A proposta deles era baseada em uma boa dose de arrogância, que consistia em derrotar o rival em seu próprio terreno.

O artigo é de Gerardo Tecé, modelo e ator, publicado por Ctxt, 11-11-2025.

Eis o artigo.

Descobri o jovem Zohran Mamdani há quase um ano, da mesma forma que se descobre tudo o que é importante: através de um reel do Instagram. Depois de assistir a alguns vídeos desse cara se filmando com charme enquanto caminhava pelas ruas de Nova York, em campanha para prefeito, comecei a pesquisar sobre ele.
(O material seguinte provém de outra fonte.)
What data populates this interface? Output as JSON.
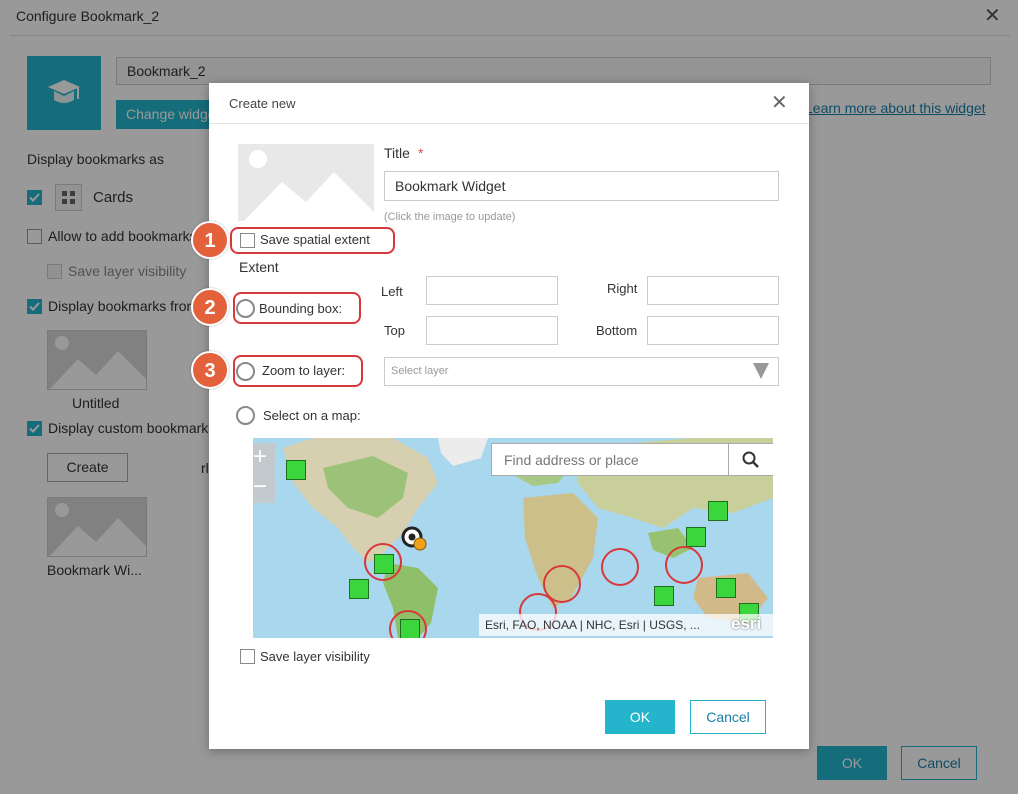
{
  "background": {
    "title": "Configure Bookmark_2",
    "widget_name": "Bookmark_2",
    "change_button": "Change widget",
    "learn_link": "Learn more about this widget",
    "display_as_label": "Display bookmarks as",
    "cards_label": "Cards",
    "allow_add_label": "Allow to add bookmarks",
    "save_layer_visibility": "Save layer visibility",
    "display_from_label": "Display bookmarks from",
    "untitled_label": "Untitled",
    "display_custom_label": "Display custom bookmarks",
    "create_button": "Create",
    "bookmark_caption": "Bookmark Wi...",
    "fragment_text": "rl",
    "ok_button": "OK",
    "cancel_button": "Cancel"
  },
  "modal": {
    "title": "Create new",
    "title_label": "Title",
    "required_mark": "*",
    "title_value": "Bookmark Widget",
    "image_hint": "(Click the image to update)",
    "save_spatial_extent": "Save spatial extent",
    "extent_label": "Extent",
    "bounding_box_label": "Bounding box:",
    "left_label": "Left",
    "right_label": "Right",
    "top_label": "Top",
    "bottom_label": "Bottom",
    "zoom_to_layer_label": "Zoom to layer:",
    "select_layer_placeholder": "Select layer",
    "select_on_map_label": "Select on a map:",
    "map": {
      "zoom_in": "+",
      "zoom_out": "−",
      "search_placeholder": "Find address or place",
      "attribution": "Esri, FAO, NOAA | NHC, Esri | USGS, ...",
      "logo": "esri"
    },
    "save_layer_visibility": "Save layer visibility",
    "ok_button": "OK",
    "cancel_button": "Cancel"
  },
  "callouts": [
    "1",
    "2",
    "3"
  ],
  "colors": {
    "accent": "#24b5cc",
    "callout_red": "#d9383a",
    "badge_orange": "#e3613b"
  }
}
Tudo o que encontrava tinha a ver com seu incrível talento para as redes sociais ou seus vídeos virais no TikTok, então imediatamente deixei de seguir sua campanha. Boa sorte, disse de casa para o que eu pensava ser apenas mais um truque publicitário baseado em curtidas, neste caso, curtidas de esquerda. Como tantas vezes acontece na vida, eu estava enganado. Redescobri-o alguns meses depois, no verão, quando o vasto oceano de reels me presenteou mais uma vez com uma mensagem em uma garrafa de Mamdani, que dizia: “Por muito tempo, a liberdade pertenceu apenas àqueles que podiam comprá-la”. Pareceu-me que, finalmente, alguém com potencial político havia arranjado as palavras certas para demolir a estrutura de uma era estúpida construída sobre a prostituição da palavra liberdade.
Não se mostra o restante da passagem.